Animals develop the ability to exploit cues in their habitat during their evolution. We demonstrated that two forms of PWN (reproductive and dispersal) distinguish specific ratios of terpenes produced by their host and vector (Fig. 1; Fig. 3). The reproductive form (Jn) was attracted to the ratio produced by the host tree, but not to the ratio produced by the vector beetle, whereas the dispersal form (JIII) was attracted to the ratio produced by the vector, but not to the ratio produced by the host. This attraction demonstrates how JIII PWN are able to utilize their vector by moving toward volatile terpenes released by mature M. alternatus larvae, allowing the nematodes to aggregate at the site of pupation and adult eclosion of the vector. Subsequent dispersal of the adult beetle allows the nematode access to healthy host pines. Although the specificity and sensitivity of insects to specific ratios of multicomponent pheromones is well established (Monti et al. 1995; Bruce et al. 2005), this is the first report of such a phenomenon in nematodes.

With globalization, biological invasions are a significant environmental threat to the maintenance of natural forest ecosystems (Liebhold et al. 1995). An invasive species must adapt to its new environment. For such a species as PWN, whose life cycle involves multitrophic interactions, adaptation to its environment can be precarious unless it can utilize both new hosts and new vectors. Our work demonstrates how the alien PWN is able to adapt, by utilizing a common chemoecological relationship between both host and vector, in a new environment.
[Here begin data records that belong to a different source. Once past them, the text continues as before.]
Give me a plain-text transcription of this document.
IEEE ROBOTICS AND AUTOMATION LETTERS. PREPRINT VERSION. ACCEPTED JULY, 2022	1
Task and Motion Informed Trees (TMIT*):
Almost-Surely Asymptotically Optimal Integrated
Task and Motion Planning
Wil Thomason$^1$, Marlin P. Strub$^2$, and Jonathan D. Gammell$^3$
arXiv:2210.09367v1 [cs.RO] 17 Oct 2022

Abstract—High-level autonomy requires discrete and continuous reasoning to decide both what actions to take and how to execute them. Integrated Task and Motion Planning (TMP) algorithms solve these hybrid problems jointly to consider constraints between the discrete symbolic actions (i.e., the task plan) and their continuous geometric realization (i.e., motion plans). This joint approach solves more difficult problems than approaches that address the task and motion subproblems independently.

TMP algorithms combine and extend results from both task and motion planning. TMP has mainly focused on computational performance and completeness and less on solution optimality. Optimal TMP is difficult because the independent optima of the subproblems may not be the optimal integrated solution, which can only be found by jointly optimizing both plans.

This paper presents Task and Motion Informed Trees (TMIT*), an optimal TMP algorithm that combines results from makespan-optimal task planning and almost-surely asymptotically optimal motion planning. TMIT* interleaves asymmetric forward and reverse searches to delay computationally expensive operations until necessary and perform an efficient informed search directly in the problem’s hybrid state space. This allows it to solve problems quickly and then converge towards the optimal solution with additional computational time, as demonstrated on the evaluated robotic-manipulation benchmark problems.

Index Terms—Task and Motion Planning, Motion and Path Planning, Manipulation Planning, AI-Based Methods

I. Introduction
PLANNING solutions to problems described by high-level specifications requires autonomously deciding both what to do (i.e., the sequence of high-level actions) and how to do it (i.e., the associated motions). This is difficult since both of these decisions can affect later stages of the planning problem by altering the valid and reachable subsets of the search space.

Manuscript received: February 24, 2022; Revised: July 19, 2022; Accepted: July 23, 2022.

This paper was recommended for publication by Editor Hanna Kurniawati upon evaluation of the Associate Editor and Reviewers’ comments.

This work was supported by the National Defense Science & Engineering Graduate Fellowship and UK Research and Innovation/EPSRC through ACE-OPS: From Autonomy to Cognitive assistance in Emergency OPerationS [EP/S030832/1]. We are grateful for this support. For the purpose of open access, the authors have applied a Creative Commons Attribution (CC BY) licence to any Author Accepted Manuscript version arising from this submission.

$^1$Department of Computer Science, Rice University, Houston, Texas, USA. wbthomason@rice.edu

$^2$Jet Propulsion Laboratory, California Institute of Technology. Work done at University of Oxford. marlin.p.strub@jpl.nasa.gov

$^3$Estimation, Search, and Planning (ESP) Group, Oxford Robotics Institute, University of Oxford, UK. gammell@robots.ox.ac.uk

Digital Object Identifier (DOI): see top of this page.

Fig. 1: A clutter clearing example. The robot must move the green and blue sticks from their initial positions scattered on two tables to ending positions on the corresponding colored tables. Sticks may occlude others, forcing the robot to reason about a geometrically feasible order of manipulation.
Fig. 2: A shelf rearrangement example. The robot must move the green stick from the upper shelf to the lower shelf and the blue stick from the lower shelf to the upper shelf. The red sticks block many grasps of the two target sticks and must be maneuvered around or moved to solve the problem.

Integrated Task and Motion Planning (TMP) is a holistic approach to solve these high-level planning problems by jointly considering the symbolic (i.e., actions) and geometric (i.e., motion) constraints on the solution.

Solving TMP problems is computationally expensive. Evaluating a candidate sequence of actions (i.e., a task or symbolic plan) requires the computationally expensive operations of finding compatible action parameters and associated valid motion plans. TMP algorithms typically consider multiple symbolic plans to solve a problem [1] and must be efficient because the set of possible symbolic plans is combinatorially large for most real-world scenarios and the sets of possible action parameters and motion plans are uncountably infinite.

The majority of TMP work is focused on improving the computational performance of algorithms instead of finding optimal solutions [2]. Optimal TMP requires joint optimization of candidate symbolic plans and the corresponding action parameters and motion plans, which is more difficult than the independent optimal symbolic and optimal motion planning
The PWN is listed as a quarantine target or as a dangerous pest in many countries including those in the European Union (Rautapaa 1986; Dwinell 1997). It has recently been detected in Portugal (Mota et al. 1999). Currently, there is no simple, effective and rapid sampling method available for this pest for use in quarantine monitoring. Our demonstration of chemo-attraction of JIII PWN to a specific ratio of terpenes, combined with the successful trapping of PWN, suggests that this approach could be developed into an effective detection method, for use at ports-of-entry and in field detection.